Rendering of Huntley High School's INCubatoredu classroom.
Rendering of Huntley High School's INCubatoredu classroom.

Huntley Community School District 158 has gained the support of at least 14 area business to contribute to the INCubatoredu program, an innovative entrepreneurial course that the district plans to roll out in the fall.

Career and technical education chairman Nick Wedoff said these businesses have a lot of interesting niche markets – such as entertainment, homebuilding and electrical contracting – but there still is room for more contributors.

The program allows students to build a business from the ground up and has been debuted in a number of McHenry County school districts, including Harvard School District 50, Community School District 155 and McHenry School District 156.

“It’s a high-level course where the output is extremely worthwhile and will help [students] carry forward in life,” Wedoff said.

Students will be separated into six stations to brainstorm a business idea, perform market research and develop a business plan to present before a panel of business leaders, similar to the ABC TV series “Shark Tank.”

In its first year, sophomore- to senior-level Huntley High School students will be eligible for the class with the prerequisite of one business class, such as printing and publishing, marketing or computer literacy.

At Huntley High School, business volunteers would serve in a number of different capacities.

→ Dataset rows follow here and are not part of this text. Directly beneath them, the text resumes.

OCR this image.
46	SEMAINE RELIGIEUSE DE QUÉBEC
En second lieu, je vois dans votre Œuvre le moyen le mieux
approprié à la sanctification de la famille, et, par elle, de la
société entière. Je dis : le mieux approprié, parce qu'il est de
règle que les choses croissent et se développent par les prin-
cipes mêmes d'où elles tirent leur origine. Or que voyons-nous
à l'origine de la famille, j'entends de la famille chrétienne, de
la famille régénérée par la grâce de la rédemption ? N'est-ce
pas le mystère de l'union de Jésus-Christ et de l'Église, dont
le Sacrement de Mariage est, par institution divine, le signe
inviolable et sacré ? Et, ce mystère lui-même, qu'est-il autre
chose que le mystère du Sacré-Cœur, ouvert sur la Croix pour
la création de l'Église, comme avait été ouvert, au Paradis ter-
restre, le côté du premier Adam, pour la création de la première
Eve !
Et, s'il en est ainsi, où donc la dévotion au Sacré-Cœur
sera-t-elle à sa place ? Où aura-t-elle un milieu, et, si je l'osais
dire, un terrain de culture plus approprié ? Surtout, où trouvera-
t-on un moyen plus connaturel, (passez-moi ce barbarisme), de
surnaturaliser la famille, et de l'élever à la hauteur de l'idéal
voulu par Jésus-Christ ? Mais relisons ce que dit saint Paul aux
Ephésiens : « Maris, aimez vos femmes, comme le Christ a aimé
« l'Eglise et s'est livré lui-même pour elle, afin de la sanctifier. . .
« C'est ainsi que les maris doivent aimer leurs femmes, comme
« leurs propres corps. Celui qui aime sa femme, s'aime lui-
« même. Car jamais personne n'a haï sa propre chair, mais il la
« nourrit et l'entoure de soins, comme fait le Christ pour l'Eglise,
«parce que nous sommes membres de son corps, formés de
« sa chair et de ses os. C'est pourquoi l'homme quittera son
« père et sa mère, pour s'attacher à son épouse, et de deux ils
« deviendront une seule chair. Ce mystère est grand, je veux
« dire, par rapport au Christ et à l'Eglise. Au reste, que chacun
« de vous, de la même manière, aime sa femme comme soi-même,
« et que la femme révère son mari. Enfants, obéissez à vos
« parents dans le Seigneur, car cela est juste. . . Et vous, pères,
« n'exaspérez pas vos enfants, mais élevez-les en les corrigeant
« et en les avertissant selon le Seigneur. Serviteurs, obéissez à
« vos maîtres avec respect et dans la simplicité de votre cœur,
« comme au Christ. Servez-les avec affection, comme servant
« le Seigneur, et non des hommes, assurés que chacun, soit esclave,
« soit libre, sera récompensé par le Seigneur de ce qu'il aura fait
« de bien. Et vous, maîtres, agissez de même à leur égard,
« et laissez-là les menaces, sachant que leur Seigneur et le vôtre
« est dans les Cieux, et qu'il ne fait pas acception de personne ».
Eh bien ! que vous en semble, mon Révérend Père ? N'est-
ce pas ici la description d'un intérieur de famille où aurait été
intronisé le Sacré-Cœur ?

A board of advisers consisting of three or four business leaders would evaluate the accuracy and detail of student presentations at two times during the school year.

Instructional coaches would bring their own professional expertise on building a business and would teach several lessons a year. Classroom mentors would have the greatest participation in the program and would work with student groups every one to two weeks. Students would have the opportunity to build relationships with their mentors, develop a business structure and determine whether a pitched product has marketability.

“There’s a lot of steps, and it’s pretty intensive, but it will bring more authenticity and real work connections in the community,” Wedoff said.

Before the course’s debut, Wedoff said, the district will modify an old study hall classroom at the high school to become a conducive business environment. He added that donations are being sought for this project, which will be performed over the summer.